Musique du jour : "Mt. Washington" de Local natives, issu de l'album "Hummingbird" (2013).


Chapitre 17 :

Mt. Washington

Confortablement installé sur son fauteuil de bureau, Sherlock parcourt au fil des minutes les dernières études de science en date qu'il a pratiqué dans son coin. L'avantage de vivre dans cet orphelinat, c'est que la bibliothèque s'y trouvant a de nombreux livres d'études de tous niveaux. Ainsi, Sherlock a commencé vers l'âge de onze ans à s'intéresser aux ouvrages réservés aux lycéens, la plupart poussiéreux, étant donné que rares sont les pensionnaires à atteindre un âge avancé. En général, les enfants sont adoptés entre l'âge de quatre et neuf ans, et les plus âgés doivent patienter un peu plus, car finissant toujours par avoir une famille. Les exemples les plus récents sont Capucine, et John. Sherlock soupire malgré lui en pensant au garçon. John Watson. Le garçon ne sait plus quel est son nouveau nom de famille, désormais. Il connaît les prénoms de ses parents, mais rien de plus.
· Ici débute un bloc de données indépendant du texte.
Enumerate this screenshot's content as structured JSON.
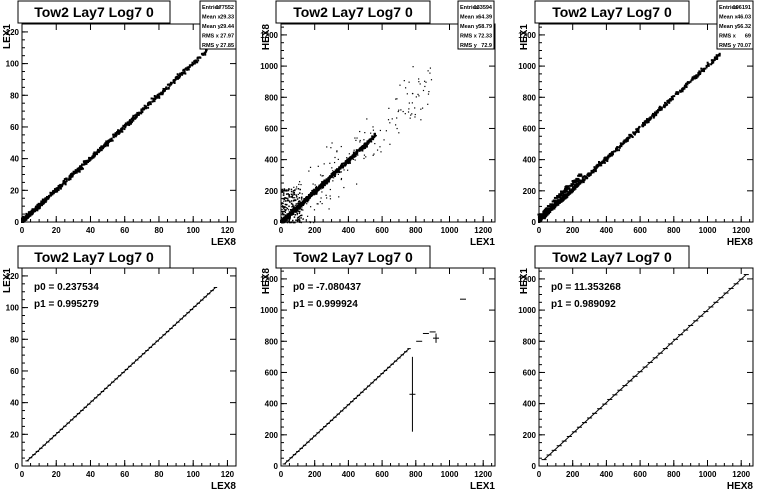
{
  "chart_data": [
    {
      "type": "scatter",
      "title": "Tow2 Lay7 Log7 0",
      "xlabel": "LEX8",
      "ylabel": "LEX1",
      "xlim": [
        0,
        125
      ],
      "ylim": [
        0,
        125
      ],
      "xticks": [
        0,
        20,
        40,
        60,
        80,
        100,
        120
      ],
      "yticks": [
        0,
        20,
        40,
        60,
        80,
        100,
        120
      ],
      "stats": [
        {
          "label": "Entries",
          "value": "177552"
        },
        {
          "label": "Mean x",
          "value": "29.33"
        },
        {
          "label": "Mean y",
          "value": "29.44"
        },
        {
          "label": "RMS x",
          "value": "27.97"
        },
        {
          "label": "RMS y",
          "value": "27.85"
        }
      ],
      "line": {
        "slope": 1.0,
        "intercept": 0.2,
        "xrange": [
          0,
          108
        ]
      }
    },
    {
      "type": "scatter",
      "title": "Tow2 Lay7 Log7 0",
      "xlabel": "LEX1",
      "ylabel": "HEX8",
      "xlim": [
        0,
        1270
      ],
      "ylim": [
        0,
        1270
      ],
      "xticks": [
        0,
        200,
        400,
        600,
        800,
        1000,
        1200
      ],
      "yticks": [
        0,
        200,
        400,
        600,
        800,
        1000,
        1200
      ],
      "stats": [
        {
          "label": "Entries",
          "value": "133594"
        },
        {
          "label": "Mean x",
          "value": "64.39"
        },
        {
          "label": "Mean y",
          "value": "58.79"
        },
        {
          "label": "RMS x",
          "value": "72.33"
        },
        {
          "label": "RMS y",
          "value": "72.9"
        }
      ],
      "line": {
        "slope": 1.0,
        "intercept": -7,
        "xrange": [
          0,
          560
        ]
      }
    },
    {
      "type": "scatter",
      "title": "Tow2 Lay7 Log7 0",
      "xlabel": "HEX8",
      "ylabel": "HEX1",
      "xlim": [
        0,
        1270
      ],
      "ylim": [
        0,
        1270
      ],
      "xticks": [
        0,
        200,
        400,
        600,
        800,
        1000,
        1200
      ],
      "yticks": [
        0,
        200,
        400,
        600,
        800,
        1000,
        1200
      ],
      "stats": [
        {
          "label": "Entries",
          "value": "196191"
        },
        {
          "label": "Mean x",
          "value": "46.03"
        },
        {
          "label": "Mean y",
          "value": "56.32"
        },
        {
          "label": "RMS x",
          "value": "69"
        },
        {
          "label": "RMS y",
          "value": "70.07"
        }
      ],
      "line": {
        "slope": 0.99,
        "intercept": 11,
        "xrange": [
          0,
          1080
        ]
      }
    },
    {
      "type": "line",
      "title": "Tow2 Lay7 Log7 0",
      "xlabel": "LEX8",
      "ylabel": "LEX1",
      "xlim": [
        0,
        125
      ],
      "ylim": [
        0,
        125
      ],
      "xticks": [
        0,
        20,
        40,
        60,
        80,
        100,
        120
      ],
      "yticks": [
        0,
        20,
        40,
        60,
        80,
        100,
        120
      ],
      "fit": [
        {
          "label": "p0",
          "value": "0.237534"
        },
        {
          "label": "p1",
          "value": "0.995279"
        }
      ],
      "p0": 0.237534,
      "p1": 0.995279,
      "points_x": [
        3,
        5,
        7,
        9,
        11,
        13,
        15,
        17,
        19,
        21,
        23,
        25,
        27,
        29,
        31,
        33,
        35,
        37,
        39,
        41,
        43,
        45,
        47,
        49,
        51,
        53,
        55,
        57,
        59,
        61,
        63,
        65,
        67,
        69,
        71,
        73,
        75,
        77,
        79,
        81,
        83,
        85,
        87,
        89,
        91,
        93,
        95,
        97,
        99,
        101,
        103,
        105,
        107,
        109,
        111,
        113
      ],
      "outliers": []
    },
    {
      "type": "line",
      "title": "Tow2 Lay7 Log7 0",
      "xlabel": "LEX1",
      "ylabel": "HEX8",
      "xlim": [
        0,
        1270
      ],
      "ylim": [
        0,
        1270
      ],
      "xticks": [
        0,
        200,
        400,
        600,
        800,
        1000,
        1200
      ],
      "yticks": [
        0,
        200,
        400,
        600,
        800,
        1000,
        1200
      ],
      "fit": [
        {
          "label": "p0",
          "value": "-7.080437"
        },
        {
          "label": "p1",
          "value": "0.999924"
        }
      ],
      "p0": -7.080437,
      "p1": 0.999924,
      "points_x": [
        20,
        40,
        60,
        80,
        100,
        120,
        140,
        160,
        180,
        200,
        220,
        240,
        260,
        280,
        300,
        320,
        340,
        360,
        380,
        400,
        420,
        440,
        460,
        480,
        500,
        520,
        540,
        560,
        580,
        600,
        620,
        640,
        660,
        680,
        700,
        720,
        740,
        760
      ],
      "outliers": [
        {
          "x": 780,
          "y": 460,
          "err": 240
        },
        {
          "x": 820,
          "y": 800,
          "err": 0
        },
        {
          "x": 860,
          "y": 850,
          "err": 0
        },
        {
          "x": 900,
          "y": 860,
          "err": 0
        },
        {
          "x": 920,
          "y": 820,
          "err": 30
        },
        {
          "x": 1080,
          "y": 1070,
          "err": 0
        }
      ]
    },
    {
      "type": "line",
      "title": "Tow2 Lay7 Log7 0",
      "xlabel": "HEX8",
      "ylabel": "HEX1",
      "xlim": [
        0,
        1270
      ],
      "ylim": [
        0,
        1270
      ],
      "xticks": [
        0,
        200,
        400,
        600,
        800,
        1000,
        1200
      ],
      "yticks": [
        0,
        200,
        400,
        600,
        800,
        1000,
        1200
      ],
      "fit": [
        {
          "label": "p0",
          "value": "11.353268"
        },
        {
          "label": "p1",
          "value": "0.989092"
        }
      ],
      "p0": 11.353268,
      "p1": 0.989092,
      "points_x": [
        30,
        60,
        90,
        120,
        150,
        180,
        210,
        240,
        270,
        300,
        330,
        360,
        390,
        420,
        450,
        480,
        510,
        540,
        570,
        600,
        630,
        660,
        690,
        720,
        750,
        780,
        810,
        840,
        870,
        900,
        930,
        960,
        990,
        1020,
        1050,
        1080,
        1110,
        1140,
        1170,
        1200,
        1230
      ],
      "outliers": []
    }
  ]
}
Même si c'est assez commun, Sherlock aime la consonance de « John Watson ». Ça sonne tellement mieux que Sherlock. Le garçon s'est toujours demandé pourquoi il a un prénom aussi atypique, surtout si son lâche de frère en a un classique, lui. Pourquoi faut-il qu'il soit à part, même pour une simple question de nom ? Sherlock hoche la tête, se trouvant stupide à ne pas aimer d'un coup son prénom. Au final, il aurait très bien pu s'appeler Christopher, Scott, Peter, William ou Charles qu'il serait le même individu aujourd'hui.
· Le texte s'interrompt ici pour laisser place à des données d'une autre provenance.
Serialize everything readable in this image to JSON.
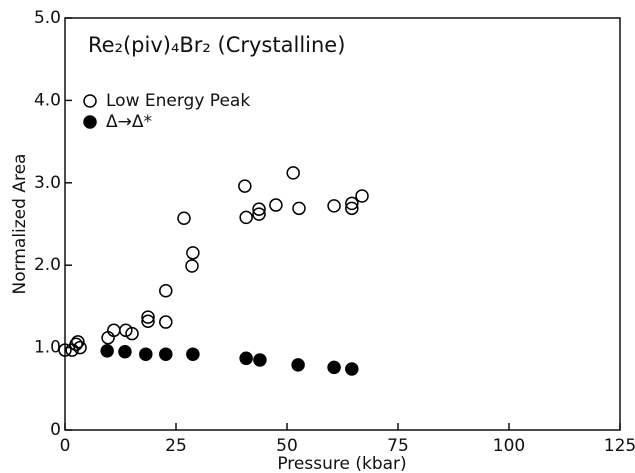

Perdu dans sa réflexion superflue, Sherlock ne voit pas les heures passer après le départ de John et de ses parents. Quand le son du moteur de la vieille voiture de James s'est petit à petit évanoui, le brun a eu cette triste confirmation John est bien parti, pour toujours. Cette histoire de lettres et de téléphone ne l'enchante guère. Sherlock a toujours détesté les rares fois où il devait téléphoné, en général à des couples qui s'intéressaient à lui, et qui le contactaient quelques jours avant d'aller lui rendre visite. Le garçon se sent toujours quelque peu benêt au téléphone, même mal à l'aise. Entendre la voix de quelqu'un sans la voir le perturbe dans un sens, et il ne sait pas pourquoi. Mais peut-être qu'avec John, ce sera différent. En espérant qu'il tienne sa promesse… Si. Il la tiendra, il ne lui a jamais menti. Pourquoi il le ferait aujourd'hui ?

Un son distinct fait sursauter Sherlock. On toque à sa porte. Il marmonne un « Entrez », laissant place à une vieille connaissance, sans en être une.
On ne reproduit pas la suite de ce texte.